Cataloging the Stream?



     Recently, Netflix CEO Reed Hastings issued a document entitled "The Netflix Long Term View," in which Netflix details their plans to start produce more original programming, anticipating that users will abandon "linear TV" in favor of "Internet TV". Their recent release of House of Cards and the upcoming release of a new season of Arrested Development are the prime examples of this model, created for self-paced (often binge) watching and not dependent on TV schedules or on the classical TV commercial model.

    Amazon has recently come out with its own original programming. Hulu, DirectTV and others also have their own original programming competing with the broadcast and cable TV networks. While this is highly convenient, it also speaks to another trend, the growing ubiquity of streaming and the slow heat death of the physical item. With music streaming on sites like Pandora, Grooveshark, and Spotify and even more interactive sites like SoundCloud, physical compact disc sales have followed downward trends predicted six years ago, and all signs point to physical DVD sales doing the same.  (even though Netflix is maximizing their potential profit by issuing physical DVDs of House of Cards).

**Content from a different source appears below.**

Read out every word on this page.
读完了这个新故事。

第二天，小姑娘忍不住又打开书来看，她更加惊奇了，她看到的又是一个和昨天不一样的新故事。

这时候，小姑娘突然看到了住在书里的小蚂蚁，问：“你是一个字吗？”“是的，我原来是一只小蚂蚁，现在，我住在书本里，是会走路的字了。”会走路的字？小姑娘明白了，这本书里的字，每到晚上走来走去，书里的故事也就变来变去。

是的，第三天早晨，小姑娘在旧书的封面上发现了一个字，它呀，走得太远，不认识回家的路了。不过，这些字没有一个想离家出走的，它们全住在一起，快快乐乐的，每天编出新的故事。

   So if there are no physical items, how are libraries to catalog access to items on a streaming service, where items can be available one day and not the next? Do we adopt the discovery layer model for searching article databases, leaving the "cataloging" up to the discovery layer's indexing? Or is there a need for catalog record at all if we will necessarily have to search the streaming service?

   Stanford's cataloging reference does provide information on how to catalog streaming video, but this is understandably geared toward streaming video housed on local servers. Access to items on streaming services such as Netflix are impermanent, but in the future may be the only access point and exist permanently outside of a library's "collection" but within their "access," so perhaps the question is not how to catalog such material, but whether it should included in the purview of the catalog.